Friday, June 13, 2003

Numbers

On my other blog, i have a long post about sports statistics. It has some applicability to shooting. Gunwriters often make the same mistakes that sports commentators do.

Both subjects share the same drive to reduce everything to a single number which picks the "best" cartridge or bullet for a given purpose. Sometimes it is expanded diameter, other times it is foot-pounds. For self-defense purposes Sanow and Marshall will give you "one shot stop" percentages that purport to make distinctions between 77% and 78% based on a relative small sample of events.

One key assumption in all this is that there in a clear-cut "best" and that it matters. It is as though the hierarchy of choices is shaped like Pike's Peak, with some loads or calibers towering over all others. But what if the better analogy is a plateau with multiple calibers having relative similar performance and none being the one best.?

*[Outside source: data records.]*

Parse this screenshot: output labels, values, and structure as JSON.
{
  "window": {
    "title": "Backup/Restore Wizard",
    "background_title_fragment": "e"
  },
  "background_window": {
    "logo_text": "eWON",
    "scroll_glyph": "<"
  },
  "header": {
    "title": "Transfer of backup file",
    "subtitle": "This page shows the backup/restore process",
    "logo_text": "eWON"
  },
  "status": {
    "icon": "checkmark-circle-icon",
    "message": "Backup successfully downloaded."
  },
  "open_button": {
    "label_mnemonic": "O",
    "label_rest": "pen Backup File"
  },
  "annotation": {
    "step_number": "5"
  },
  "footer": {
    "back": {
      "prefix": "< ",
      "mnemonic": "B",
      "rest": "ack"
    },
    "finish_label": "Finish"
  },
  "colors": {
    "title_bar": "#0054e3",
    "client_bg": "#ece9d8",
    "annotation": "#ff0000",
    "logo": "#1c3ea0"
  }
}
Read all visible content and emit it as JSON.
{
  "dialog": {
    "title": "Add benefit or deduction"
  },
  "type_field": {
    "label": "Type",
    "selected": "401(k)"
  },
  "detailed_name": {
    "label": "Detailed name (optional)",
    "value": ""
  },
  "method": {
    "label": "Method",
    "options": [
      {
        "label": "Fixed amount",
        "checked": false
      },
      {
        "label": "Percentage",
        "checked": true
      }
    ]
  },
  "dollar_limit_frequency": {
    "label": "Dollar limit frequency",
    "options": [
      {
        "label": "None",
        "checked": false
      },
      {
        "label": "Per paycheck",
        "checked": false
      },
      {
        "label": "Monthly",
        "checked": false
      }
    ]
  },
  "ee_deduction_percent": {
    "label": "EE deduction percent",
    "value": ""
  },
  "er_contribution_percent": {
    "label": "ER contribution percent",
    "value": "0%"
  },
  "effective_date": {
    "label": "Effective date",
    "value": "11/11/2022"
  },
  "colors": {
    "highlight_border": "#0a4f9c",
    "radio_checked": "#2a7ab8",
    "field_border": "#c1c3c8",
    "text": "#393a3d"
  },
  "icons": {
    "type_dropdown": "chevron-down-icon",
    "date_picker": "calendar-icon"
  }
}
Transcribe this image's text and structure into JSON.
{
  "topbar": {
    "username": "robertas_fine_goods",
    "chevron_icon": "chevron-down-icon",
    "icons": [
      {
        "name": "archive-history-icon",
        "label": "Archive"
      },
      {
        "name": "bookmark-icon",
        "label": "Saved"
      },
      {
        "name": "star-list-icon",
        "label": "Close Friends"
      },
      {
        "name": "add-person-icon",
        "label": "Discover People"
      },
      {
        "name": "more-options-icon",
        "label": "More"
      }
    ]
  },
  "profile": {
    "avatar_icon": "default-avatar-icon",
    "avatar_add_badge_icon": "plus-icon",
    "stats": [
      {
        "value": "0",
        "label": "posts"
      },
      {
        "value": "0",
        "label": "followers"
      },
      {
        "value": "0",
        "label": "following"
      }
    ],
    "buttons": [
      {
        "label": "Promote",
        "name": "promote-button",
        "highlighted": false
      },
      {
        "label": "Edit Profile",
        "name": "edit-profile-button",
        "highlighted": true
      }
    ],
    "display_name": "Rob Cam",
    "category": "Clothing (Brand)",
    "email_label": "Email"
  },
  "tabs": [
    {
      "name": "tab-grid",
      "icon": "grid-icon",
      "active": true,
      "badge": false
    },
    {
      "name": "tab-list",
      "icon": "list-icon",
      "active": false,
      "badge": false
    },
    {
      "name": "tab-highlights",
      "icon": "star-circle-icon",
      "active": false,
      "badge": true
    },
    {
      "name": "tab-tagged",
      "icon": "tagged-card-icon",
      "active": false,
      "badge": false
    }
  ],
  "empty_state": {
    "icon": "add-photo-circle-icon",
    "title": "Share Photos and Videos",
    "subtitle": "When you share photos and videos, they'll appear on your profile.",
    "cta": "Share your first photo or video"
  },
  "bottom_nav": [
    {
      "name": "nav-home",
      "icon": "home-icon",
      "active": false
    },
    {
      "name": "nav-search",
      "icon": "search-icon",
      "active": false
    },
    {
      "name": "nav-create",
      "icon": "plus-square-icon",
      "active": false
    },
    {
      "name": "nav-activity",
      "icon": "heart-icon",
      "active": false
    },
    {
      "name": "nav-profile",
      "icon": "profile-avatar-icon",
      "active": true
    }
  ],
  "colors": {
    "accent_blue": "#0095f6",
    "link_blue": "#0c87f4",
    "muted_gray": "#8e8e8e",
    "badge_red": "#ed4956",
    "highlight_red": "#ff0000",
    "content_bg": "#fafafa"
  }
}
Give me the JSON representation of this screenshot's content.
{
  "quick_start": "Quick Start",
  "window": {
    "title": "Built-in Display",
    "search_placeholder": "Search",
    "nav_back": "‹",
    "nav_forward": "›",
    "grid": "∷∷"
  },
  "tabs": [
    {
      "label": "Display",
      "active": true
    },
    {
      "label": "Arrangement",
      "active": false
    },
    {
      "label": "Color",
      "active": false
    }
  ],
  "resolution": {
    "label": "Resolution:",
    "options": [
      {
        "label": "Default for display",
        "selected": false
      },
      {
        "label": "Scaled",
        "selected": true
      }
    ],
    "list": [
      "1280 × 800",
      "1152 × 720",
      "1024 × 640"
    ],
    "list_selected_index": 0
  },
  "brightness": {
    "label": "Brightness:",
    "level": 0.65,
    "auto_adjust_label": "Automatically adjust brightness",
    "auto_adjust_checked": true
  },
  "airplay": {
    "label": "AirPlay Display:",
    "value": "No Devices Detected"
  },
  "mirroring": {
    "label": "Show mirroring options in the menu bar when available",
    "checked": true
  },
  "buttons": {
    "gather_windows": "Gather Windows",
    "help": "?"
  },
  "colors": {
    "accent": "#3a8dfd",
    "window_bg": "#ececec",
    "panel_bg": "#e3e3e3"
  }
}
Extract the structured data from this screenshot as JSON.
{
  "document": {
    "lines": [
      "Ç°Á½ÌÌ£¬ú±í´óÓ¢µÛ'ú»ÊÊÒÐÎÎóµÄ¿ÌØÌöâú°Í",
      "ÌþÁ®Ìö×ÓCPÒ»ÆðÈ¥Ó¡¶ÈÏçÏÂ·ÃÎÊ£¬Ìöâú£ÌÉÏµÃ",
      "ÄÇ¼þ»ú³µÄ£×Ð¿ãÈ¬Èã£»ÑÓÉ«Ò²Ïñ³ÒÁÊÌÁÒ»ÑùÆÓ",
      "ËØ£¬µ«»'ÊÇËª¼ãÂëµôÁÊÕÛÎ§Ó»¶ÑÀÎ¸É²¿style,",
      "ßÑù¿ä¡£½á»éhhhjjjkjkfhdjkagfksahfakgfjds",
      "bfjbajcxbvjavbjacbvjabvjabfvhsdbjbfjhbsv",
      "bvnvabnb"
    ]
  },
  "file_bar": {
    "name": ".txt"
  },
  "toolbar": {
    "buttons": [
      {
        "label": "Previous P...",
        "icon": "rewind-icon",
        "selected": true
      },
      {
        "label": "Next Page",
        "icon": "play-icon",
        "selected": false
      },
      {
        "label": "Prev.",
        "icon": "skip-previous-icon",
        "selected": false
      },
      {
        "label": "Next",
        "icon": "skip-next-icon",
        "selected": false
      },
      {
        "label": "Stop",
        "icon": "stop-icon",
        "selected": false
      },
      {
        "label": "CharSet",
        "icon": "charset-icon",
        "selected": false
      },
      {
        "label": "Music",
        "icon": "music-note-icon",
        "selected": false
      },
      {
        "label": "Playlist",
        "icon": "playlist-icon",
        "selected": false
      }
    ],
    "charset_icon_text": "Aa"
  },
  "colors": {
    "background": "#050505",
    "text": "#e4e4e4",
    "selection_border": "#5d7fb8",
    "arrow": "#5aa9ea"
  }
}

Seyfreid referenced the records of a moose camp in Sweden which tracked the performance of rifles which ranged from 6.5 Swede to .375 H&H Magnum over many years of hunting. The surprise was that there was not any clear difference in performance across this wide spectrum of cartridges on what is a very large game animal. Most animals required on one shot, and most ran the same distance after being hit. Amazing, but that was what the records of hundreds of hunts showed.

Maybe, by 1910, gunmakers completed their mission-- they packed enough power into metallic cartridges to do the job and everything else has just been refinement.